After this relatively meditative opening, what follows is a veritable supermarket sweep of towering, thunderous alternative punk that somehow touches and invigorates rather than wallows, a trick that Mould has perfected over his long and fruitful career. ‘The End of Things’ is a superb kiss off that could apply to many things, be they eras of life or relationships, or even both at once; ‘Hold On’ churns with a tough, chordal riff that while Mould dips deep into his past to try­ and catch those who have passed him by; “Shadows and memories / They can’t be saved, I watch them floating out to sea.” ‘You Say You’, ‘Pray for Rain’ and ‘Lucifer And God’ may be three of the best songs on the whole album, with winning hooks and hard charging melodies abound; as usual, Mould’s rhythm section of Jason Narducy and Jon Wurster prove themselves yet again to be a class act. ‘Pray For Rain’ is of particular note, being an affecting look at depression’s ruinous effect but yet avoiding becoming too maudlin by being settled within an explosively uplifting rock song with a paint-peeling solo from Mould.

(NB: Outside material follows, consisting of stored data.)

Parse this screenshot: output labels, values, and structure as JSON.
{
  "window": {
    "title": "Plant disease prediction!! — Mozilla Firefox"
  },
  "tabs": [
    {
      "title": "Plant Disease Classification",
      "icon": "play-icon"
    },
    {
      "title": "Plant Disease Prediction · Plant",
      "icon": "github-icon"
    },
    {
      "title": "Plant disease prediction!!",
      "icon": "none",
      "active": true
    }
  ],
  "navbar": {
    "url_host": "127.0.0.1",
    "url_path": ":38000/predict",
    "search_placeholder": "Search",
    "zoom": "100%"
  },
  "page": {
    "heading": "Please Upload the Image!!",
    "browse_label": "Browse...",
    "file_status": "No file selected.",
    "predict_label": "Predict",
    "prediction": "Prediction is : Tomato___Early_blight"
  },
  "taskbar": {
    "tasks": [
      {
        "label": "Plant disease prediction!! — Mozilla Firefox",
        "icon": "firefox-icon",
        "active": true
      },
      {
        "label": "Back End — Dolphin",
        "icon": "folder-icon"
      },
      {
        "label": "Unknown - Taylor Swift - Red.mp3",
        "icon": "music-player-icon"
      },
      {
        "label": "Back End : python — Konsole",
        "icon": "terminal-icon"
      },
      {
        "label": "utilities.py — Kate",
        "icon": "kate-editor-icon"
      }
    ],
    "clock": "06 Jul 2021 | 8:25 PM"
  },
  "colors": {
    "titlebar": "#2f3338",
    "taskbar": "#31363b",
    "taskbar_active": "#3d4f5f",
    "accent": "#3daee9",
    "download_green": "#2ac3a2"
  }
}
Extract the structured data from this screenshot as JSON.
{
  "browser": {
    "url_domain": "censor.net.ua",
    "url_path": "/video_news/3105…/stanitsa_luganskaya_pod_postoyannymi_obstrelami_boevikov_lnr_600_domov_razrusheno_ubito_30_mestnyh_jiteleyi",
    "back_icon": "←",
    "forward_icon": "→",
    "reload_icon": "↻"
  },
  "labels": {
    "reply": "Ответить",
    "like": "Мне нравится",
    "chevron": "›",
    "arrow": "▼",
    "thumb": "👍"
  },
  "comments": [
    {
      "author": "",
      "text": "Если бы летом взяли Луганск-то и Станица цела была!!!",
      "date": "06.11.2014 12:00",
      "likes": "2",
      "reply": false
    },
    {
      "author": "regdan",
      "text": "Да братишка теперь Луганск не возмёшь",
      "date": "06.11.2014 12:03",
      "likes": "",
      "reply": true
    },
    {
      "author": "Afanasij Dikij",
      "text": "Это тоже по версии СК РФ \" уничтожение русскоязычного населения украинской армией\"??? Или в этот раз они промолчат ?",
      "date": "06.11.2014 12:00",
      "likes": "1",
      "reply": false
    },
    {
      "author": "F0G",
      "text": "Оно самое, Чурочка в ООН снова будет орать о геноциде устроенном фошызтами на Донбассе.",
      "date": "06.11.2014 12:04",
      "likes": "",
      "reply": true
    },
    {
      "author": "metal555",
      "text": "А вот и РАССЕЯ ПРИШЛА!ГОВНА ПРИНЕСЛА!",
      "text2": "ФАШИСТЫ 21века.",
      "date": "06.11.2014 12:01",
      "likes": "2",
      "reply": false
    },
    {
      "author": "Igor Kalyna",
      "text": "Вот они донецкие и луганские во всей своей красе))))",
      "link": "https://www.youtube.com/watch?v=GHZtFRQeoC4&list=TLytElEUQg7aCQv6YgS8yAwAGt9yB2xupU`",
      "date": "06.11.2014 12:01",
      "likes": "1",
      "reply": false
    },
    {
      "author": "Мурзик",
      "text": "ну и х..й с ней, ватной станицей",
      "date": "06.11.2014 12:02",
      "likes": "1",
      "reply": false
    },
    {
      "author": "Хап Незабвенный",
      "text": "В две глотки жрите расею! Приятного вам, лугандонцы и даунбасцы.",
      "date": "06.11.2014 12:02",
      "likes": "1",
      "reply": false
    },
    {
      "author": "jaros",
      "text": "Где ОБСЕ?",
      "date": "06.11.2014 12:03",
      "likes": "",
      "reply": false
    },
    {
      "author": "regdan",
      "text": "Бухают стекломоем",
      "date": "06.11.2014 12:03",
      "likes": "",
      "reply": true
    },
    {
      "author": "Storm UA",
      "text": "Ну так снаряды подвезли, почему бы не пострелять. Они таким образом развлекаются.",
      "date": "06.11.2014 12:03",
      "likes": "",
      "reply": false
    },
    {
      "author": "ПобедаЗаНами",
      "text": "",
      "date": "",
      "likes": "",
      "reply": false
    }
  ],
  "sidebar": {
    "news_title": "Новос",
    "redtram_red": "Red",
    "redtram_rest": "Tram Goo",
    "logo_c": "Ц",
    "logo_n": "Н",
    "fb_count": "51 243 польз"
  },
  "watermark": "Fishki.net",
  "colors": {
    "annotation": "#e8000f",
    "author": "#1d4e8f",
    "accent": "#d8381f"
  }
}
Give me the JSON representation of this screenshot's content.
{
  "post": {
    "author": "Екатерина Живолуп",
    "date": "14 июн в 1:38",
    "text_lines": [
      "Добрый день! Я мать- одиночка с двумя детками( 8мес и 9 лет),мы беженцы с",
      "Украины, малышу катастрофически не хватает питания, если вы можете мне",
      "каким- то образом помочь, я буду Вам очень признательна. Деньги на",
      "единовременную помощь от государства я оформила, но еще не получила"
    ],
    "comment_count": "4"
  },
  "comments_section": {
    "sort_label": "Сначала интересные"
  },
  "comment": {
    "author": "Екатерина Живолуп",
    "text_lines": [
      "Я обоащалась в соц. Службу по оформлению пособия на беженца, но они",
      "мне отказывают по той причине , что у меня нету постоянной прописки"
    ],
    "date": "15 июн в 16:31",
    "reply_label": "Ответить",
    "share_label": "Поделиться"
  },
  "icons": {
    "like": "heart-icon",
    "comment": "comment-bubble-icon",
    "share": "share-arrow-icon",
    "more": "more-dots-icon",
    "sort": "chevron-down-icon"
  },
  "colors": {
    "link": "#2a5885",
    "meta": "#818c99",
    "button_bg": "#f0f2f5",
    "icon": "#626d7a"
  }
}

Elsewhere, the band touches on new territory with ‘Black Confetti’, dropping the tempo but deploying some of the heaviest riffing yet seen in Mould’s career – the break midway through showcases a nose-bursting riff that would have Quicksand clenching their teeth in jealousy. ‘Losing Time’, on the other hand, tumbles along at a pace and with a vigour that reminds you just how influential Mould’s work is on so very many bands, while ‘Monument’ ends where things began, thumping along on a steady, anthemic groove while Mould finishes the album with a particularly pithy couplet; “I never ever learned / But that’s my way.

Patch The Sky is the third in a trifecta of outstanding records by a man whose work remains consistently powerful, affecting and worthy of your time, if you have even a passing interest in guitar music. It’s hard to tell at this rate if he will ever slow down. For our sake, let’s hope he never does.